JB: I love wearing clothes. 

HG: You do have a great sense of personal style. I love how you put outfits together. The way you experiment with accessories and shape, a little Simone Rocha moment, and I know you love a bit of Patou. So, super random question, but if you were to live in one outfit that you’ve worn before forever, what would it be? 

JB: I know exactly what it would be. It would be slacks. It’d be slacks with some kind of probably solid color socks. So, say it were a khaki slack or probably white slacks, cause I really like white bottoms. Probably a white t-shirt, a chambray shirt, and a navy jacket. I’d probably go for a mid-weight blazer if I was gonna wear this always. And then the socks would be like royal blue or tomato red. And then I would wear, part of me wants to say it’s a loafer, but I think I should probably do like a clog because I think that if that’s forever, that’s probably gonna feel better on my foot. 

HG: Yeah, I think the clog feels the most correct for you. 

JB: The clog, yeah. I think like a lifetime, wearing loafers would be really bad for these arches, you know? 

HG: The last question I’ll ask you is, what is a place you have been to that has really moved or changed you?

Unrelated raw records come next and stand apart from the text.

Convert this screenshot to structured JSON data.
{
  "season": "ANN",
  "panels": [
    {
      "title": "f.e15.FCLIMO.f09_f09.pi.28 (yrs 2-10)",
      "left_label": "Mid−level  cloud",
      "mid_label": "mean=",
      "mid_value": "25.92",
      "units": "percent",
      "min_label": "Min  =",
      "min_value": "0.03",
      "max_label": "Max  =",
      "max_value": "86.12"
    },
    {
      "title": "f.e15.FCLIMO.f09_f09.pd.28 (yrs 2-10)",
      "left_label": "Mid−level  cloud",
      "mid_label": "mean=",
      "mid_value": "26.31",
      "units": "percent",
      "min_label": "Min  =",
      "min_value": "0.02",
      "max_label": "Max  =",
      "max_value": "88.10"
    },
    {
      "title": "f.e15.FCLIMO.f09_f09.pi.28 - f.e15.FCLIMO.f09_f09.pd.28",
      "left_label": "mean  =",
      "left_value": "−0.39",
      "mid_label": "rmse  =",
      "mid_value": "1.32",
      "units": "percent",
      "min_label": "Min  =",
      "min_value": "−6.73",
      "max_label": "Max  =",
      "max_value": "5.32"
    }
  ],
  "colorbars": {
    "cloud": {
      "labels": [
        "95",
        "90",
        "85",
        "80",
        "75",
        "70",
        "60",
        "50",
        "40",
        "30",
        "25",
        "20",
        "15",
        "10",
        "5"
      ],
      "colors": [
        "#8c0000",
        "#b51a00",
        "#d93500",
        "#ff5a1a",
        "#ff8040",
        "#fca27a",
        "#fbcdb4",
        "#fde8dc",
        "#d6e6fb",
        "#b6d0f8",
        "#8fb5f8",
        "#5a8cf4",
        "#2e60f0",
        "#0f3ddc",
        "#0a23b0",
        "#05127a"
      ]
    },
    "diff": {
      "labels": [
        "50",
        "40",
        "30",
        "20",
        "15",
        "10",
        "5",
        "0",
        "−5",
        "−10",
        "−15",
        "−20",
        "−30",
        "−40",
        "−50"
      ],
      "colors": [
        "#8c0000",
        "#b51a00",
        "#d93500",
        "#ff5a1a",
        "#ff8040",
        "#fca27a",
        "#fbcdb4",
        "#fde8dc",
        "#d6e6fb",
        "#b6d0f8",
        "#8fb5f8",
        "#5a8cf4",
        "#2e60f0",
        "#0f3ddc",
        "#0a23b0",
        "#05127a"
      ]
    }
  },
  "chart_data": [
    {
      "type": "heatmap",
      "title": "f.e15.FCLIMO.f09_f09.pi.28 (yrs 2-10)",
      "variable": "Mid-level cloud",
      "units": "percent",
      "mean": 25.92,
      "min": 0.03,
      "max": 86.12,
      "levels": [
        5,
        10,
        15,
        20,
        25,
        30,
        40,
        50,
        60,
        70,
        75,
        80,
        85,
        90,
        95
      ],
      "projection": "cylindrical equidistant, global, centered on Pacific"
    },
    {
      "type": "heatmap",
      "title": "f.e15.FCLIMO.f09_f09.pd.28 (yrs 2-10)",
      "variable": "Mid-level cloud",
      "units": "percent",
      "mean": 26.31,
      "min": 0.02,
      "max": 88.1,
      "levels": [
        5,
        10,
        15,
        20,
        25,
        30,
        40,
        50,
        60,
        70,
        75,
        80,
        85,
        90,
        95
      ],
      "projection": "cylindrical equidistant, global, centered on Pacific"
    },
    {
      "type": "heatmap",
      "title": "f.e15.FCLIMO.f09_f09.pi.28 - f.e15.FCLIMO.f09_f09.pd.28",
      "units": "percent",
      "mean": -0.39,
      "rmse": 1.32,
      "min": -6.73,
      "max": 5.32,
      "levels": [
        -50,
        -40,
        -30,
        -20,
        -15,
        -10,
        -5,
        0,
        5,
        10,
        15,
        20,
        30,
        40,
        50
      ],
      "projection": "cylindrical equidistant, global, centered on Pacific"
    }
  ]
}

JB: Oh, that’s so great. That’s such a good question. Gosh, there are a few of these. I would say the one that comes to mind is Mexico City. I went to Mexico City many years ago, soon after my husband and I separated. And I had this eat, pray, love experience, or I think it was supposed to be like an eat, pray, love experience. And I felt like I really belonged there. I really found myself there, and I dream and fantasize about being able to go back and have this decent period of life there. 

HG: I love that for you so much! It’s been a joy speaking to you. I’m really excited to watch “The Listeners”. I love this quote from you about it: “Having an experience that others cannot relate to is not foreign to me. While I may not hear a sound that others cannot hear, I’m undeniably walking a path that many cannot see. Claire’s journey mirrors my own.” I think reading that felt so relatable. I think it’s universal. 

JB: I can’t wait for you to see it. I’m excited. Perhaps our paths will cross in the flesh sooner rather than later. 

HG: I only hope so, really.

This interview has been edited for clarity and length.